Grenzen der Regulierung und Bedeutung digitaler Kompetenz
01:40:36Es ist unrealistisch, jede Beleidigung im Internet strafrechtlich zu verfolgen, ähnlich wie im Straßenverkehr nicht jede Hupen oder Vorfahrtsverletzung angezeigt wird. Eine gewisse Grauzone muss toleriert werden. Auch in 20 Jahren wird es keine perfekte Regulierung geben, da die Technik dies nicht zulässt. Ein Social Credit System nach chinesischem Vorbild wird kritisch gesehen, da es leicht manipulierbar ist. Stattdessen ist es wichtig, eine gesellschaftlich fruchtbare digitale Kultur zu entwickeln, da viele Menschen immer noch nicht digital kompetent sind. 58 Prozent der Deutschen nutzen regelmäßig soziale Netzwerke, aber die Tiefe der Nutzung variiert stark. Europa und Deutschland sind in einer Abhängigkeit von Amerika und Asien geraten, da es an Innovationsfähigkeit mangelt. Es fehlt an Kompetenz, um soziale Medien kritisch zu nutzen und Nachrichtenquellen zu hinterfragen. Solange Computerspiele nicht mit voller Begeisterung als Kulturgut anerkannt werden, wird sich wenig ändern. Mehr Aufwand für Wissenschaftskommunikation ist nötig, um digitale Kompetenz zu fördern.
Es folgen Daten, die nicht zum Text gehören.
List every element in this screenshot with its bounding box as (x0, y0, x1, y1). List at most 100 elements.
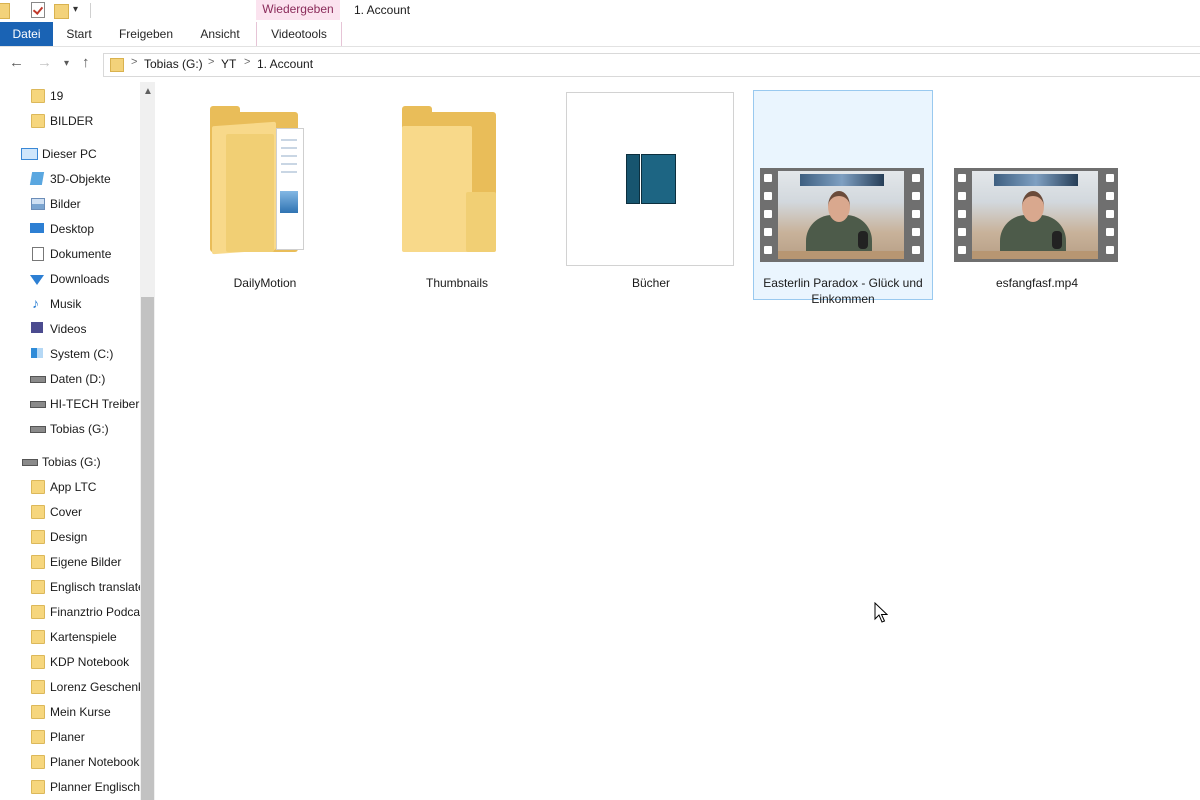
breadcrumb-separator: > (131, 56, 138, 68)
sidebar-item-design[interactable]: Design (0, 526, 140, 548)
breadcrumb-account[interactable]: 1. Account (257, 57, 313, 71)
folder-icon (31, 705, 45, 719)
folder-icon (0, 3, 10, 19)
scroll-up-arrow-icon[interactable]: ▲ (143, 86, 153, 97)
context-tab-header: Wiedergeben (256, 0, 340, 20)
sidebar-item-system-c[interactable]: System (C:) (0, 343, 140, 365)
folder-icon (31, 480, 45, 494)
folder-icon (31, 755, 45, 769)
folder-icon (31, 780, 45, 794)
sidebar-item-planner-englisch[interactable]: Planner Englisch (0, 776, 140, 798)
file-tile-buecher[interactable]: Bücher (566, 92, 736, 304)
drive-icon (30, 401, 46, 408)
navigation-row: ← → ▾ ↑ > Tobias (G:) > YT > 1. Account (0, 50, 1200, 78)
tab-view[interactable]: Ansicht (190, 22, 250, 46)
pictures-icon (31, 198, 45, 210)
breadcrumb-separator: > (208, 56, 215, 68)
documents-icon (32, 247, 44, 261)
ribbon-tabs: Datei Start Freigeben Ansicht Videotools (0, 22, 1200, 47)
folder-icon (402, 106, 502, 252)
tab-share[interactable]: Freigeben (108, 22, 184, 46)
file-name: DailyMotion (233, 276, 297, 290)
folder-icon (31, 605, 45, 619)
sidebar-item-eigene-bilder[interactable]: Eigene Bilder (0, 551, 140, 573)
scroll-thumb[interactable] (141, 297, 154, 800)
sidebar-item-daten-d[interactable]: Daten (D:) (0, 368, 140, 390)
breadcrumb-separator: > (244, 56, 251, 68)
file-name: Easterlin Paradox - Glück und Einkommen (763, 276, 923, 306)
tab-videotools[interactable]: Videotools (256, 22, 342, 46)
file-tile-easterlin-paradox[interactable]: Easterlin Paradox - Glück und Einkommen (753, 90, 933, 306)
back-arrow-icon[interactable]: ← (9, 54, 24, 71)
file-tile-dailymotion[interactable]: DailyMotion (180, 92, 350, 304)
file-view[interactable]: DailyMotion Thumbnails Bücher Easterlin … (160, 82, 1200, 800)
sidebar-item-videos[interactable]: Videos (0, 318, 140, 340)
sidebar-item-this-pc[interactable]: Dieser PC (0, 143, 140, 165)
desktop-icon (30, 223, 44, 233)
sidebar-item-desktop[interactable]: Desktop (0, 218, 140, 240)
folder-icon (31, 530, 45, 544)
drive-icon (22, 459, 38, 466)
sidebar-item-englisch-translate[interactable]: Englisch translate (0, 576, 145, 598)
sidebar-item-music[interactable]: ♪ Musik (0, 293, 140, 315)
music-icon: ♪ (32, 295, 39, 311)
folder-icon (31, 730, 45, 744)
sidebar-item-app-ltc[interactable]: App LTC (0, 476, 140, 498)
up-arrow-icon[interactable]: ↑ (82, 54, 90, 71)
sidebar-item-mein-kurse[interactable]: Mein Kurse (0, 701, 140, 723)
drive-icon (30, 426, 46, 433)
system-drive-icon (31, 348, 43, 358)
computer-icon (21, 148, 38, 160)
navigation-pane[interactable]: 19 BILDER Dieser PC 3D-Objekte Bilder De… (0, 82, 155, 800)
folder-icon (31, 655, 45, 669)
sidebar-item-19[interactable]: 19 (0, 85, 140, 107)
folder-thumbnail (566, 92, 734, 266)
file-name: Bücher (631, 276, 671, 290)
sidebar-item-planer-notebook[interactable]: Planer Notebook (0, 751, 140, 773)
3d-objects-icon (29, 172, 45, 185)
folder-icon (31, 630, 45, 644)
new-folder-icon[interactable] (54, 4, 69, 19)
address-bar[interactable]: > Tobias (G:) > YT > 1. Account (103, 53, 1200, 77)
video-thumbnail (760, 168, 924, 262)
sidebar-item-kartenspiele[interactable]: Kartenspiele (0, 626, 140, 648)
folder-icon (31, 114, 45, 128)
folder-icon (31, 89, 45, 103)
video-thumbnail (954, 168, 1118, 262)
sidebar-item-3d-objects[interactable]: 3D-Objekte (0, 168, 140, 190)
sidebar-item-downloads[interactable]: Downloads (0, 268, 140, 290)
sidebar-item-bilder-folder[interactable]: BILDER (0, 110, 140, 132)
sidebar-item-pictures[interactable]: Bilder (0, 193, 140, 215)
file-tile-esfangfasf[interactable]: esfangfasf.mp4 (952, 92, 1122, 304)
divider (90, 3, 91, 18)
tab-start[interactable]: Start (53, 22, 105, 46)
customize-quick-access-icon[interactable]: ▾ (73, 4, 78, 15)
window-title: 1. Account (354, 3, 411, 17)
sidebar-item-cover[interactable]: Cover (0, 501, 140, 523)
sidebar-scrollbar[interactable]: ▲ (140, 82, 155, 800)
folder-documents-icon (210, 106, 320, 255)
sidebar-item-finanztrio-podcast[interactable]: Finanztrio Podca (0, 601, 140, 623)
folder-icon (31, 505, 45, 519)
properties-icon[interactable] (31, 2, 45, 18)
file-tile-thumbnails[interactable]: Thumbnails (372, 92, 542, 304)
sidebar-item-tobias-g-root[interactable]: Tobias (G:) (0, 451, 140, 473)
sidebar-item-kdp-notebook[interactable]: KDP Notebook (0, 651, 140, 673)
sidebar-item-documents[interactable]: Dokumente (0, 243, 140, 265)
book-cover-icon (641, 154, 676, 204)
breadcrumb-yt[interactable]: YT (221, 57, 236, 71)
recent-locations-chevron-icon[interactable]: ▾ (64, 58, 69, 69)
breadcrumb-drive[interactable]: Tobias (G:) (144, 57, 203, 71)
sidebar-item-hitech-treiber[interactable]: HI-TECH Treiber ( (0, 393, 147, 415)
folder-icon (31, 580, 45, 594)
title-bar: ▾ Wiedergeben 1. Account (0, 0, 1200, 22)
sidebar-item-planer[interactable]: Planer (0, 726, 140, 748)
forward-arrow-icon[interactable]: → (37, 54, 52, 71)
tab-file[interactable]: Datei (0, 22, 53, 46)
folder-icon (31, 680, 45, 694)
sidebar-item-tobias-g[interactable]: Tobias (G:) (0, 418, 140, 440)
file-name: esfangfasf.mp4 (995, 276, 1079, 290)
book-cover-icon (626, 154, 640, 204)
sidebar-item-lorenz-geschenk[interactable]: Lorenz Geschenk (0, 676, 144, 698)
mouse-cursor-icon (874, 602, 888, 623)
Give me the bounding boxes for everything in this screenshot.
Umgang mit Hasspostings und Empowerment im Netz
01:48:13Die gestiegene Anzahl gemeldeter Hasspostings wird als positives Zeichen gewertet, da dadurch das Problembewusstsein steigt und sich mehr Menschen trauen, solche Vorfälle zu melden. Sicherheitsbehörden und Staatsanwaltschaften messen dem Thema Gaming jedoch oft weniger Priorität bei. Es gibt immer mehr Aktionen und Organisationen, die sich gegen Hass einsetzen, wie die Meldestelle Respect und HateAid. Das Internet ist kein Neuland mehr, und es bedarf mehr Medienverständnis. Beleidigungen im Netz verfallen nicht, was die Situation verschärft. Es ist wichtig, zwischen harter Beleidigung und persönlicher Empfindlichkeit zu unterscheiden und nicht jeden Kleinkram zur Anzeige zu bringen. Das Strafrecht sollte nur als letzte Instanz eingesetzt werden. Empowerment beginnt damit, sich klarzumachen, was das Internet ist und wie es funktioniert. Man muss sich Möglichkeitsräume schaffen und digitale Resilienz entwickeln, um zu entscheiden, was einen wirklich berührt und was man ignorieren kann. Dies erfordert eine aktive strategische Auseinandersetzung.